Search code examples
sqlpostgresqlmerge

Clean approach to achieving Merge functionality in Postgres, for when not matched by target/source


I attempted to use a MERGE statement in Postgres 16.2, and you can find the example below:

MERGE INTO schema1.target_table AS t
USING schema2.source_table AS s
ON t.id = s.id
WHEN MATCHED THEN
    UPDATE SET
        data1 = s.data1,
        data2 = s.data2
WHEN NOT MATCHED BY TARGET
    INSERT (id, data1, data2,)
    VALUES (s.id, s.data1, s.data2)
WHEN NOT MATCHED BY SOURCE
    DELETE;

While trying this query, I discovered that Postgres has supported the MERGE statement since version 15, but it does not support the "BY TARGET" or "BY SOURCE" statement, throwing this error:

SyntaxError: syntax error at or near "BY"
LINE 8: WHEN NOT MATCHED BY TARGET

In my search for cleaner alternatives to achieve the same result, I came across this helpful but old answer. While it worked perfectly, I find it a bit complicated to understand and would prefer to avoid it to keep my code as clean as possible.

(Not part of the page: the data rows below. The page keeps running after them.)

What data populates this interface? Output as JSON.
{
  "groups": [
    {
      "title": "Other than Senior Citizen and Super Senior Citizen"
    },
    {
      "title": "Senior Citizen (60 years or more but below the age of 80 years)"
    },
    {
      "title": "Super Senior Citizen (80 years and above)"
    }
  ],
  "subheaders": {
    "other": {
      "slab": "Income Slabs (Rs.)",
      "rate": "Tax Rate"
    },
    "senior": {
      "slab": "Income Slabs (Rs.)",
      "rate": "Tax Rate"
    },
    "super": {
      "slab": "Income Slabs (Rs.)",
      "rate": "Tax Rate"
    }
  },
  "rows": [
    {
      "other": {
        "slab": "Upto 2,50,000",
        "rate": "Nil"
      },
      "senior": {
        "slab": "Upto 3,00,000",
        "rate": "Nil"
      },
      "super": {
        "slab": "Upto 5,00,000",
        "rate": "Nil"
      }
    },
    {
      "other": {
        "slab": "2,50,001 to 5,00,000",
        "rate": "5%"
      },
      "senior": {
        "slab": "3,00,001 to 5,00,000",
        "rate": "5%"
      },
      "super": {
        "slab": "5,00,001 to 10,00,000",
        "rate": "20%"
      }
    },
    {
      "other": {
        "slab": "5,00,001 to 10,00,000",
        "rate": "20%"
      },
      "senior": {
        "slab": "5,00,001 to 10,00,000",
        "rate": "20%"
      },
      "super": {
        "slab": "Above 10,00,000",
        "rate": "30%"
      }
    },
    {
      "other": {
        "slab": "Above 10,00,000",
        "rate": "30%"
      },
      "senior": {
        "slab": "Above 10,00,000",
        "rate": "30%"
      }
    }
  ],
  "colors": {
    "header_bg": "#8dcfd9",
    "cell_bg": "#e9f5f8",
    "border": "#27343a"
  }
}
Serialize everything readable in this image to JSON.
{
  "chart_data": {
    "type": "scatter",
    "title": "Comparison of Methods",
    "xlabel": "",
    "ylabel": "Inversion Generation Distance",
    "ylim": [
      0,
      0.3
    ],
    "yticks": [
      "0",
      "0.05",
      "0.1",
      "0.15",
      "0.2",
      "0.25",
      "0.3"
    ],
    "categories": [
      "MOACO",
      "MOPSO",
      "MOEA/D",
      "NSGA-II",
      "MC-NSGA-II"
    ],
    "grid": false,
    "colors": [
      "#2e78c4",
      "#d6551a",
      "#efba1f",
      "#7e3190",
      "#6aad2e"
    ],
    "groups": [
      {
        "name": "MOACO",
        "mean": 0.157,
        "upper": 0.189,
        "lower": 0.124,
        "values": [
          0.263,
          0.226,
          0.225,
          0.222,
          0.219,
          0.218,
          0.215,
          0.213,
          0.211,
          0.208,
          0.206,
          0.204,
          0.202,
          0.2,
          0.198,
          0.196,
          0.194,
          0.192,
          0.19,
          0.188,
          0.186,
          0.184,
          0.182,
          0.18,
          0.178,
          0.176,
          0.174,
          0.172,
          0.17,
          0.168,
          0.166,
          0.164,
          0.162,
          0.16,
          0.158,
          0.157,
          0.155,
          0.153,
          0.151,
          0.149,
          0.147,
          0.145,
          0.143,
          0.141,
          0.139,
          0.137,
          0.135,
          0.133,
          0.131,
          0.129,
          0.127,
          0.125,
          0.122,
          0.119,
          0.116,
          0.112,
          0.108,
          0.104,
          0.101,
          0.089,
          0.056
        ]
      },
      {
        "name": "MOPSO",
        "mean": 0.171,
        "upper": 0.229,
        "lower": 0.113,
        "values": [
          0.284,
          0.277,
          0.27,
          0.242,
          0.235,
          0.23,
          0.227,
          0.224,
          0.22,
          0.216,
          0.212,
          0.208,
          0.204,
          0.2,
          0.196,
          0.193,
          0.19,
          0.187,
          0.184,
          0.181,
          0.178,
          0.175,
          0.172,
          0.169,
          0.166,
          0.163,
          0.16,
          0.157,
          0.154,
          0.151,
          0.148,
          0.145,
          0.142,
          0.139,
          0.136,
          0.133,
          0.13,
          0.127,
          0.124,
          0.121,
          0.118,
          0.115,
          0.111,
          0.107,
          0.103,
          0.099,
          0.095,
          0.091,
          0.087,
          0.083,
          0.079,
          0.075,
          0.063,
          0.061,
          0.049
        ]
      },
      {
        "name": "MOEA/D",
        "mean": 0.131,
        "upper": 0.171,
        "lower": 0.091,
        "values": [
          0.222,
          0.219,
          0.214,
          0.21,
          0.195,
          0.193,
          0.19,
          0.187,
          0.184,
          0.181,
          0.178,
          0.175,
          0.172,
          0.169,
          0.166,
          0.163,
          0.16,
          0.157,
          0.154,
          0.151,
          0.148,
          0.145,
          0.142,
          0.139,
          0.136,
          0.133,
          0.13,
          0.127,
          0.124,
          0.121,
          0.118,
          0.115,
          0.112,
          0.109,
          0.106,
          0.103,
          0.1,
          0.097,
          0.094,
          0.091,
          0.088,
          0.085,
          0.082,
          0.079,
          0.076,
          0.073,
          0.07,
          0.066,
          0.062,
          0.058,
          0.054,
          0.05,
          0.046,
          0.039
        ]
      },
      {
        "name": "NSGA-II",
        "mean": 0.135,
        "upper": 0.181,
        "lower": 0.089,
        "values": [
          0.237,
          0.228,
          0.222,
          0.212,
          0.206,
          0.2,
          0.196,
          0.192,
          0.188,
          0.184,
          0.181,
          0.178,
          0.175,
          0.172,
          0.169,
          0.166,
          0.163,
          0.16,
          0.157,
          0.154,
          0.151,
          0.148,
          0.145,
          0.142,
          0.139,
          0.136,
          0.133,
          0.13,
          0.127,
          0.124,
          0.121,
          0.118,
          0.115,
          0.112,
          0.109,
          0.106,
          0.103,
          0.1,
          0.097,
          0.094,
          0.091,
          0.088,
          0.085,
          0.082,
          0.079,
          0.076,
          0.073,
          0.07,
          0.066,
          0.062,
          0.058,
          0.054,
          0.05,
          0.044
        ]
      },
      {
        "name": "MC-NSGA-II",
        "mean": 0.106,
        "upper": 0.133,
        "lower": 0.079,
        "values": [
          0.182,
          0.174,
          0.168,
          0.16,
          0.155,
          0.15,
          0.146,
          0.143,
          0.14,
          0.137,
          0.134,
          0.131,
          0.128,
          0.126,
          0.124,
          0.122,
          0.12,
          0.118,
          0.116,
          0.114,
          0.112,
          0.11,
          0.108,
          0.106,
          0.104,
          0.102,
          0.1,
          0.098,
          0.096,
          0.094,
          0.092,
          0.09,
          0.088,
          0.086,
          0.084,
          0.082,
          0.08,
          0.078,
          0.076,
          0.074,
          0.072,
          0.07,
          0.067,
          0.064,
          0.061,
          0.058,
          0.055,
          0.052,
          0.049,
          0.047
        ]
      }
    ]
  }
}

Do you know of any way to achieve the same result in a cleaner manner?


Solution

  • You didn't say what's not clean about the old query, but here's an alternative: demo

    with cte as (
      delete from schema1.target_table 
      where id not in (select id from schema2.source_table) )
    insert into schema1.target_table
    table schema2.source_table
    on conflict(id) do update set data1=excluded.data1,
                                  data2=excluded.data2;
    

    The principle remains exactly the same: that's an old-school PostgreSQL upsert, with a CTE to fill in for the non-standard WHEN NOT MATCHED BY SOURCE extension found in Ms SQL Server.

    In the demo you can see there's effectively very little difference between them - if you tweak the sample size and reorder tests, it seems like any advantage of this here over the old one is down to noise. You can tweak both to instead do anti-joins, except, not exists (also leads to a hashed right anti-join), etc, depending on how your table's actually set up and indexed.

    Also, the two operations (delete+upsert) wrapped in a transaction are no different than gluing them together into a single statement, but the 2in1 is certainly cleaner and a bit more convenient to use. Safer if you account for being less prone to bugs related to concurrency.

    Demo also shows @MatBailie's immediate suggestion to truncate in a transaction is reliably faster than either of these. Be warned that while it's transaction-safe, it's not MVCC-safe.

    If you decide not to wipe&repopulate the table, you can consider adjusting your fillfactor storage parameter: by default it's 100, so your updates and inserts go to new pages. Making it 50 makes them half-empty and able to accept new (versions of) rows, in-place. I think the demo got 25% shorter exec times after adding that in.